Cancel culture, the catch-all term attributed to the calling out of those accused of wrongdoing on social media, is growing increasingly prevalent, concurrent with the rise of fake news and political strife. We, at the Hoofprint, believe cancel culture, though it bears its merits, needs to transform into a culture that keeps people accountable for their actions while also allowing for a nuanced discussion that permits growth. 

Where cancel culture succeeds in its intent, it fails in its distinction between mistakes and repeated patterns of severe wrongdoing such as sexual harassment, abuse of power and racism. Often accompanied by trending hashtags “___ is over party” on Twitter, cancel culture is loosely used to encompass all offensive behavior. For instance, last Friday, Katy Perry made a joke about fans of the popular K-Pop group, BTS, staying up past their bedtimes, resulting in “#katyperryisoverparty” trending highest that night. In September, Saturday Night Live fired a cast member after footage of him making racist comments toward Asians was found trending on Twitter. These two extremities — one a minor comment, the other a glaring act of racism — were grouped together under the umbrella of cancel culture, worsening the mistakes of some while lessening the severity of more serious offenses.

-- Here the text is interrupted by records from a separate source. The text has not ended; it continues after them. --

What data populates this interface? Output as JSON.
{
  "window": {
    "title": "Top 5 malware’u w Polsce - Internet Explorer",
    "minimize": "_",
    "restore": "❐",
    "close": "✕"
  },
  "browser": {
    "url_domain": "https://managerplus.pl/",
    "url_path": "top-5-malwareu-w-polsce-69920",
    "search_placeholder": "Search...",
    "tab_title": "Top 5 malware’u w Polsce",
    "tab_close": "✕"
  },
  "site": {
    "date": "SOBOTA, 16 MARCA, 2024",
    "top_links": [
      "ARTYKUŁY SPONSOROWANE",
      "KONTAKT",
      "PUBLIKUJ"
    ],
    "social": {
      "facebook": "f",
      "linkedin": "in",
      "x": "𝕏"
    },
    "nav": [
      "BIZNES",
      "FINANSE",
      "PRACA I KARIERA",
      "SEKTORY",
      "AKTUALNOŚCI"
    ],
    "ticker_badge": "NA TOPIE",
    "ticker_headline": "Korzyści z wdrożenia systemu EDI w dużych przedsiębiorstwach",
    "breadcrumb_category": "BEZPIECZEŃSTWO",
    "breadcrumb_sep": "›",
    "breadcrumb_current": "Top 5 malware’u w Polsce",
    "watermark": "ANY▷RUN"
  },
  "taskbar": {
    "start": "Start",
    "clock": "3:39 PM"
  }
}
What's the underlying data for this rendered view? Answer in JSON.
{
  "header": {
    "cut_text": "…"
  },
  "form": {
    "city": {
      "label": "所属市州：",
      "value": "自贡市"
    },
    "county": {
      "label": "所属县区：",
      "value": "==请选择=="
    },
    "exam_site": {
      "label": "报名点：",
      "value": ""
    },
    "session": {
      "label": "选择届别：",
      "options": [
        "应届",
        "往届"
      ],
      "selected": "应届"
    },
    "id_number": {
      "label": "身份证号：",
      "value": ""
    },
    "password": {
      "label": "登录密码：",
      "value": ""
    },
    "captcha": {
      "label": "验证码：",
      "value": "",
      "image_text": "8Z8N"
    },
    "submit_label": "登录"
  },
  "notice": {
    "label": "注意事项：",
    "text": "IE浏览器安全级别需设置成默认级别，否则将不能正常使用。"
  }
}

Cancel culture is overtly toxic with its treatment of wrongdoers, and its execution diametrically opposes its intent: to elicit progress and improve society. Most notably, YouTube makeup artist Tati Westbrook filmed a video in which she alleged that James Charles abused his fame and displayed predatory behavior. Countless memes and outraged reactions followed. Over the span of one week, Charles lost three million subscribers while Westbrook gained four million. The allegations were eventually disproved, but the situation reveals the toxic nature of cancel culture. 

In addition, the current culture is too focused on immediacy that it is often reduced to a trend that mobs of people follow, only to forget about over time. This past October, only a year after being charged with rape, Harvey Weinstein was invited to a private artist’s show. Weinstein is guilty of a felony and has ruined the lives of several people. Despite this, he is gradually afforded opportunities back into an industry that was right to condemn him. Although not everyone who has made a mistake deserves to be ostracized from society, those who have committed repugnant and unforgivable offenses deserve to be boycotted.

Many people believe those who have been called out for their actions should not be judged on their past, but rather who they are now. As the predominant enforcers and witnesses of cancel culture, it is our responsibility to reshape the attitude surrounding it, as well as the consequences. Cancel culture must be executed in a progressive manner that prompts growth. We encourage students to recognize that past actions may not define who a person is now and to defend your opinions surrounding controversial behavior after fact-checking and considering the rightful context. That is a step toward cultivating an improved culture that fosters lasting change and promotes sensitivity.